VII. Тщетна надежда учредить благоустройство в доме своем, естьли прежде не стараться о расположении своего поведения. Возможно ль взыскивать в самом деле от других того, чего нельзя одержать от самого себя? Как от них сего и требовать? Тогда по неволе следует человек не равной наклонности своих слабостей. [70] Вместо того, чтоб умягчать сердца нежностию, возбуждать в них самолюбие, удерживать их страхом, приобретать их благостию, прельщать их уважениями, человек сам себя забывает и посрамляет, подвергается презрению, и влечет себя в опасность; идет с лишком далеко, и вспять отступает, ослепляется и дерзает, умаляется и унижается; сие и быть не может иначе; сердце влечет туда, куда само идет 20. О сколь мала таковых, кои видят слабости своих возлюбленных, и добрые качествы ненавистных себе! «отец, говорится по пословице, не знает ни недостатков своего сына ни доброты поля своего». И так да воцарится прежде всего добродетель в душе твоей, естьли хочешь, чтоб она в доме твоем царствовала.

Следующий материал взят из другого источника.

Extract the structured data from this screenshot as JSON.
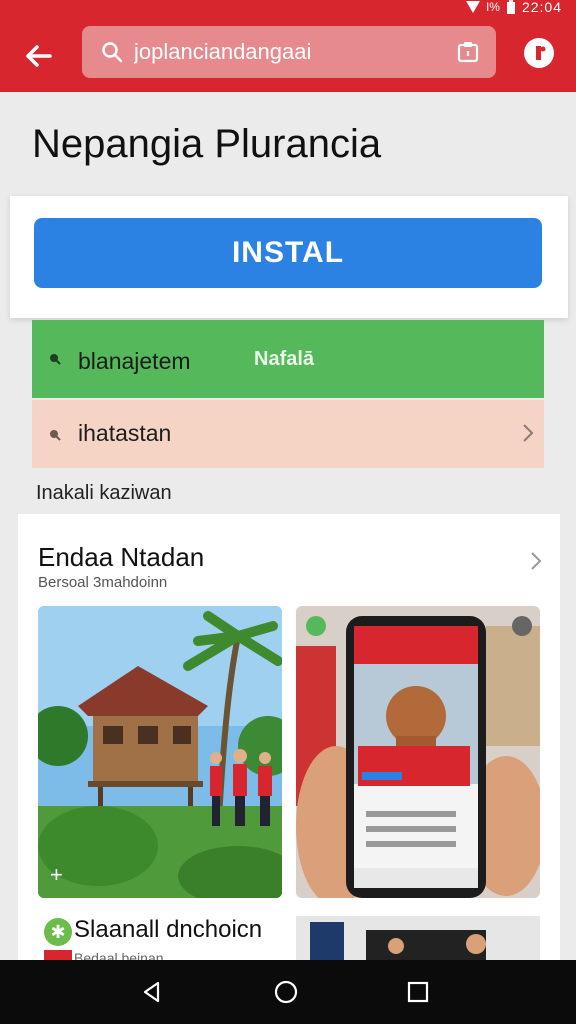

VIII. О вы поставленные Вышним над нашими главами, Цари и Монархи, правящие миром, чего могут ожидать народы от премудрости вашей, естьли она не отворяет вам очей на знаменитые ваши домы, дабы оные наставлять вашим попечением. Великий [71] монарх, становится примером всему государству своему из нутри своих чертогов. Добродетели тамо им возращенные и окрест его цветущие обращают всех взоры, и далеко возвещают должность, и невинные нравы. И действительно не льзя, чтоб не был он почтен и любим, чтоб к вельможам его не было уважения и повиновения, чтоб нещастные не имели вспоможения и облегчения, когда сыновнее почтение 21, братская любовь и благотворение отличают высокий дом его паче порфиры оный украшающей. Песнь гласит: «Мать прилепляет младенца своего к груди, она держит его в своих объятиях, и лобызает многократно; еще он говорить не начинает, а она уже угадывает самые его желании чрез тайное горячности чувство». Когда не была она еще матерью, уже природа вселила сие чувство в ее сердце, рождение младенца только что вывело оное наружу.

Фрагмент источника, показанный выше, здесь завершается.